One-two punch

Jay Neugeboren gives fictional life to the historical boxer Max Baer.

Max Baer (left) takes on Lou Nova in a fight in 1939 (photo credit: Courtesy)
Max Baer (left) takes on Lou Nova in a fight in 1939
(photo credit: Courtesy)
Max Baer and the Star of David is a novel, nominally about its titular character, a boxer who wore a Star of David on his shorts and gave fatal blows to two fighters.
The facts behind the plot of the novel are true: After the bouts that ended in the death of one fighter, Baer gave money to the fighter’s widow and felt conflicted about continuing to fight. He had a sparring partner who knew the Bible by heart.
Baer was world heavyweight champion for a year in 1934 and defeated German fighter Max Schmeling, a favorite of Hitler’s, in New York in 1933 – wearing his Jewishly inflected shorts. In addition to his fighting life, Baer acted in almost 20 movies, including with Myrna Loy, Abbott and Costello and Humphrey Bogart.
Seeing all the real drama in this character’s life, it is hard to imagine what more a fiction writer could add. Jay Neugeboren, however, delivers expanded blows in prose. Baer is a larger-than-life character on the page, described as having “power out of all proportion to his size, stamina that was not vitiated by the high life he favored, and defensive reflexes that kept his face free of welts and scars.”
The book is much more than sports writing. Commentary on the Song of Songs is woven into its pages, as is discussion of love – both of the heterosexual and homosexual variety, sometimes by the same character, as well as interracial relationships. A blind character is in there too, as well as incest and disguised identities, which appear as themes.
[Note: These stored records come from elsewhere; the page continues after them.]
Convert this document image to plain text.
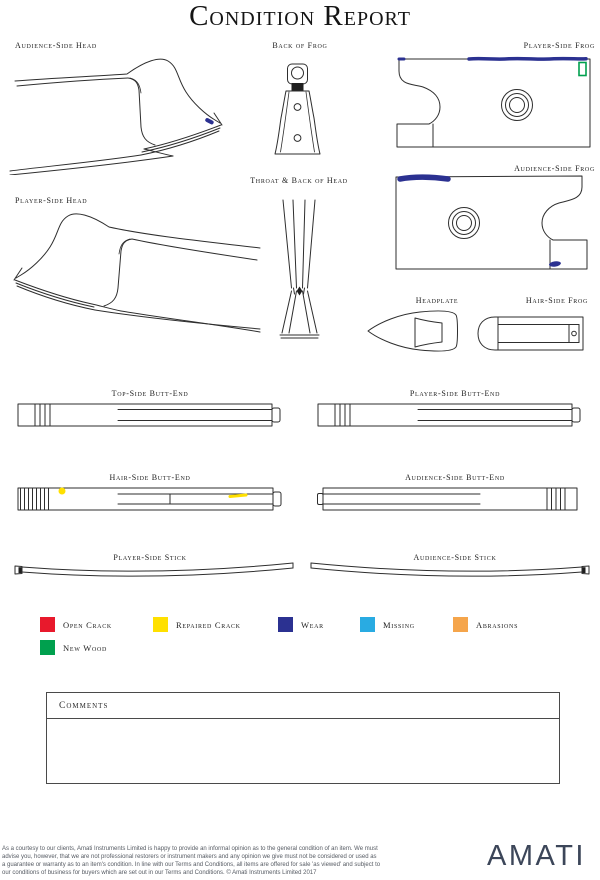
Condition Report
Audience-Side Head	Back of Frog	Player-Side Frog
Audience-Side Frog
Player-Side Head
Throat & Back of Head
Headplate	Hair-Side Frog
Top-Side Butt-End	Player-Side Butt-End
Hair-Side Butt-End	Audience-Side Butt-End
Player-Side Stick	Audience-Side Stick
Open Crack	Repaired Crack	Wear	Missing	Abrasions
New Wood
Comments
As a courtesy to our clients, Amati Instruments Limited is happy to provide an informal opinion as to the general condition of an item. We must
advise you, however, that we are not professional restorers or instrument makers and any opinion we give must not be considered or used as
a guarantee or warranty as to an item's condition. In line with our Terms and Conditions, all items are offered for sale 'as viewed' and subject to
our conditions of business for buyers which are set out in our Terms and Conditions. © Amati Instruments Limited 2017
AMATI
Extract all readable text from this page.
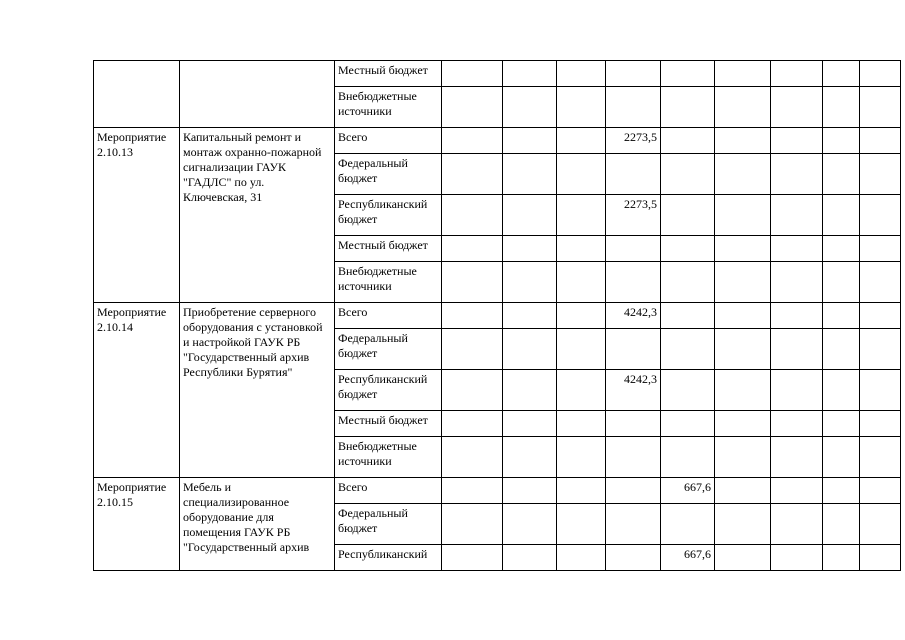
		Местный бюджет									
		Внебюджетные источники									
Мероприятие 2.10.13	Капитальный ремонт и монтаж охранно-пожарной сигнализации ГАУК "ГАДЛС" по ул. Ключевская, 31	Всего				2273,5					
		Федеральный бюджет									
		Республиканский бюджет				2273,5					
		Местный бюджет									
		Внебюджетные источники									
Мероприятие 2.10.14	Приобретение серверного оборудования с установкой и настройкой ГАУК РБ "Государственный архив Республики Бурятия"	Всего				4242,3					
		Федеральный бюджет									
		Республиканский бюджет				4242,3					
		Местный бюджет									
		Внебюджетные источники									
Мероприятие 2.10.15	Мебель и специализированное оборудование для помещения ГАУК РБ "Государственный архив	Всего					667,6				
		Федеральный бюджет									
		Республиканский					667,6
Even readers who don’t think themselves interested in sports will enjoy the descriptions and plot developments.
“He loved the fighting itself far more than he admitted or knew,” Neugeboren wrote.
“I believe he loved being lost in an elemental passion for hitting and being hit – in the licensed savagery permitted when, before cheering and bloodthirsty fans, he was free to inflict violence upon another man without the least need to temper the violence with mercy.
“He also loved the gratification that came with practicing a craft at which he was a master, and which, like the act of love, and the ecstasy of being in love, fed his desire to take as much pleasure from life as possible, as though the extended moments in which he could give free rein to his power and his desires – whether in the ring or in his romances – served to enhance and heighten his love of life itself.”
These are the words of Horace Littlejohn, the narrator of the book and a possible descendant of the same Falconhurst slaves that gave way to Muhammad Ali.
Littlejohn and his sister Joleen encounter Max Baer at a restaurant when Baer notices the “Long-fingered Littlejohn” he has heard about in the gym.
Littlejohn at first refuses to entertain Baer’s proposal to be a training partner until Baer swings at him and Littlejohn deflects the punch, showing his quick reflexes.
Baer is attracted to the couple for their beauty and because he wants everyone to like him – with one exception.
“The other guy may be the nicest guy in the world, but once the fight starts, we don’t know each other,” he says.
“Once that bell goes ding-dong, all I care about is him feeling the power I got here.”
The true hero of the book is imagination, which allows all characters escape from their lives. Horace, the son Baer has with Joleen, becomes a Bible scholar, writing and publishing a paper at 19. His professor says, “Horace had everything a true scholar needed to succeed – splendid research skills, an admirable work ethic, a passion for his subject, a felicitous prose style, and – above all – what was lacking in most Bible scholars – imagination.”
For any reader who cares about good writing and imagination, lover of boxing or not, Max Baer and the Star of David is required reading.